As soon as you take the ability to do that away, you are already limiting how effective an AoE can be - I do somewhat doubt they need more restricting than that.
It encourages to play skillfully rather then just zerg blob faceroll.
Sure AoEs are powerfull in group fight but if an entire group dies to an Aoe then maybe they should have moved out of that red circle rather then stand still.
Its all about situation awarness. To know your position relativ to that of your team mates and keep a relativ distance.
Close enough to support them but far away enough to not all get killed by the same AoE.
Friendly fire would however not work.
You would constantly hit the tank as well as the other Melee players with the AoE attacks meant for the boss.
― Plato
Do not butcher AoEs. Don't add a ton if you're planning to eventually nerf it until it becomes stupidly weak. It is an AoE, it shouldn't be forgiving for people who will stay within its radius. Don't want to have a meteor landing on your head? Just. Move. Out.
That (rant-filled) being said, there's a catch for balance. There are a lot of approaches when it comes to handling damage output and I'm sure our dear devs are working very hard on them, I'd just like to mention about ICD (Internal Cooldown). Having successive 5k hits on your head doesn't seem reasonable, especially when the AoE is falling/ticking too fast. So per-target ICD may help with that or balance the skill speed, but it will feel very weird. Another idea is to have Diminishing Returns on AoE damage as in it will deal full damage for its first 3 ticks then scale down to 75% for the next 5 and so on, per target. This last one works very well in FFXIV (though I wish it scaled down on smaller percentages).
I heard a bird ♫
I think the most important thing is remembering the main focus of the game, the great 250v250 battles we are all looking forward to. Considering this, I've begun to lean more towards the following mind set:
1. Keep the calculations simple, for easier and quicker calculations (both for players and servers). Just have the damage deal equal damage to all targets hit. If it hits one person, they take 1k damage. If it hits 20, they all take 1k damage. No extra calculations to count everyone hit, calculate their distance from the center of impact, or evenly split damage between multiple targets.
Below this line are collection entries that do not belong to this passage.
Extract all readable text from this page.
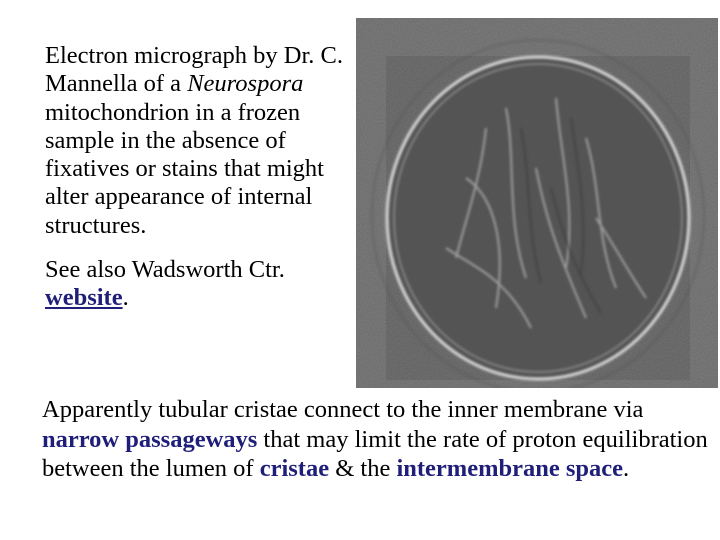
Electron micrograph by Dr. C. Mannella of a Neurospora mitochondrion in a frozen sample in the absence of fixatives or stains that might alter appearance of internal structures.

See also Wadsworth Ctr. website.

Apparently tubular cristae connect to the inner membrane via narrow passageways that may limit the rate of proton equilibration between the lumen of cristae & the intermembrane space.
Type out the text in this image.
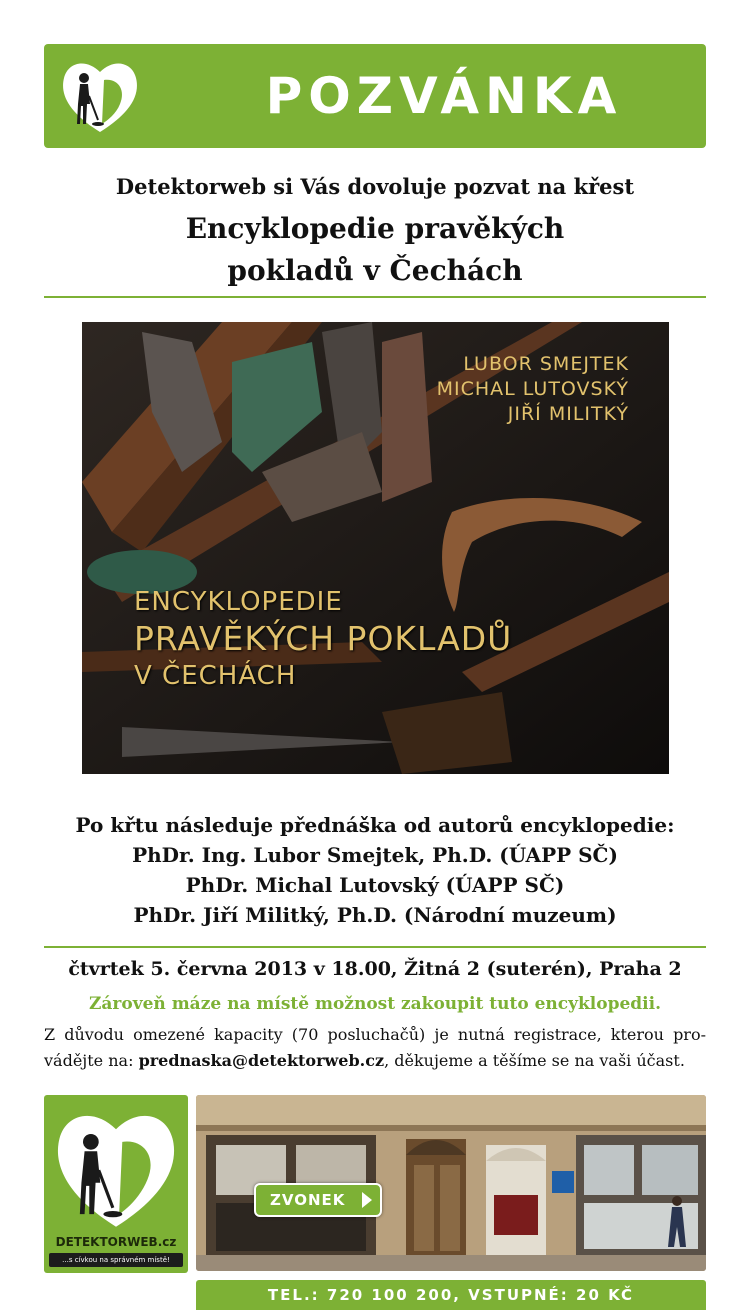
POZVÁNKA
Detektorweb si Vás dovoluje pozvat na křest
Encyklopedie pravěkých
pokladů v Čechách
LUBOR SMEJTEK
MICHAL LUTOVSKÝ
JIŘÍ MILITKÝ
ENCYKLOPEDIE
PRAVĚKÝCH POKLADŮ
V ČECHÁCH
Po křtu následuje přednáška od autorů encyklopedie:
PhDr. Ing. Lubor Smejtek, Ph.D. (ÚAPP SČ)
PhDr. Michal Lutovský (ÚAPP SČ)
PhDr. Jiří Militký, Ph.D. (Národní muzeum)
čtvrtek 5. června 2013 v 18.00, Žitná 2 (suterén), Praha 2
Zároveň máze na místě možnost zakoupit tuto encyklopedii.
Z důvodu omezené kapacity (70 posluchačů) je nutná registrace, kterou pro-vádějte na: prednaska@detektorweb.cz, děkujeme a těšíme se na vaši účast.
DETEKTORWEB.cz
...s cívkou na správném místě!
ZVONEK
TEL.: 720 100 200, VSTUPNÉ: 20 KČ
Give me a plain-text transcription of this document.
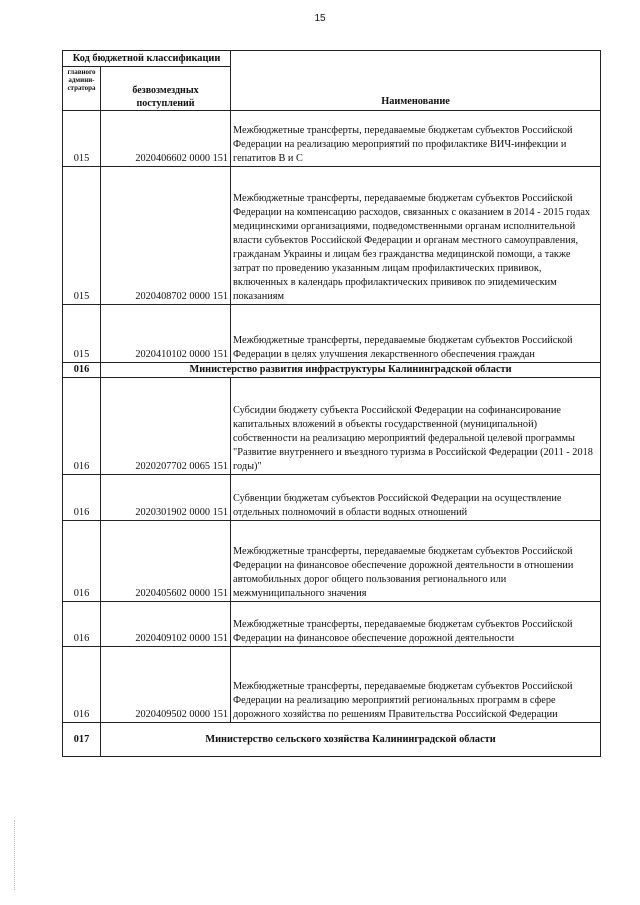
15
Код бюджетной классификации		Наименование
главного админи-стратора	безвозмездных поступлений	
015	2020406602 0000 151	Межбюджетные трансферты, передаваемые бюджетам субъектов Российской Федерации на реализацию мероприятий по профилактике ВИЧ-инфекции и гепатитов В и С
015	2020408702 0000 151	Межбюджетные трансферты, передаваемые бюджетам субъектов Российской Федерации на компенсацию расходов, связанных с оказанием в 2014 - 2015 годах медицинскими организациями, подведомственными органам исполнительной власти субъектов Российской Федерации и органам местного самоуправления, гражданам Украины и лицам без гражданства медицинской помощи, а также затрат по проведению указанным лицам профилактических прививок, включенных в календарь профилактических прививок по эпидемическим показаниям
015	2020410102 0000 151	Межбюджетные трансферты, передаваемые бюджетам субъектов Российской Федерации в целях улучшения лекарственного обеспечения граждан
016	Министерство развития инфраструктуры Калининградской области	
016	2020207702 0065 151	Субсидии бюджету субъекта Российской Федерации на софинансирование капитальных вложений в объекты государственной (муниципальной) собственности на реализацию мероприятий федеральной целевой программы "Развитие внутреннего и въездного туризма в Российской Федерации (2011 - 2018 годы)"
016	2020301902 0000 151	Субвенции бюджетам субъектов Российской Федерации на осуществление отдельных полномочий в области водных отношений
016	2020405602 0000 151	Межбюджетные трансферты, передаваемые бюджетам субъектов Российской Федерации на финансовое обеспечение дорожной деятельности в отношении автомобильных дорог общего пользования регионального или межмуниципального значения
016	2020409102 0000 151	Межбюджетные трансферты, передаваемые бюджетам субъектов Российской Федерации на финансовое обеспечение дорожной деятельности
016	2020409502 0000 151	Межбюджетные трансферты, передаваемые бюджетам субъектов Российской Федерации на реализацию мероприятий региональных программ в сфере дорожного хозяйства по решениям Правительства Российской Федерации
017	Министерство сельского хозяйства Калининградской области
2. As stated, body collision will effectively put a limit to how many targets can be hit.
Taking the prior two points into account, developers can more easily focus on fine tuning AoE other ways.
1. Increase/decrease AoE radius to hit more/fewer targets.
2. Increase/decrease cast time of the spells, to slow them down or make them easier to interrupt.
3. Increase/decrease CDs on AoE spells to prevent players from spamming them too often.
4. Increase/decrease damage on AoE spells for balancing.
5. Increase/decrease mana cost of AoE spells.
Not all AoE spells will be the same. Some may be meteors. Some may be slow pulse ground effects. One might be a tornado, or rain of arrows, or a blade whirlwind. In each case, keeping it simple is always best to begin with. If it needs to be fine tuned, I believe there are many ways to do that without overcomplicating the calculations.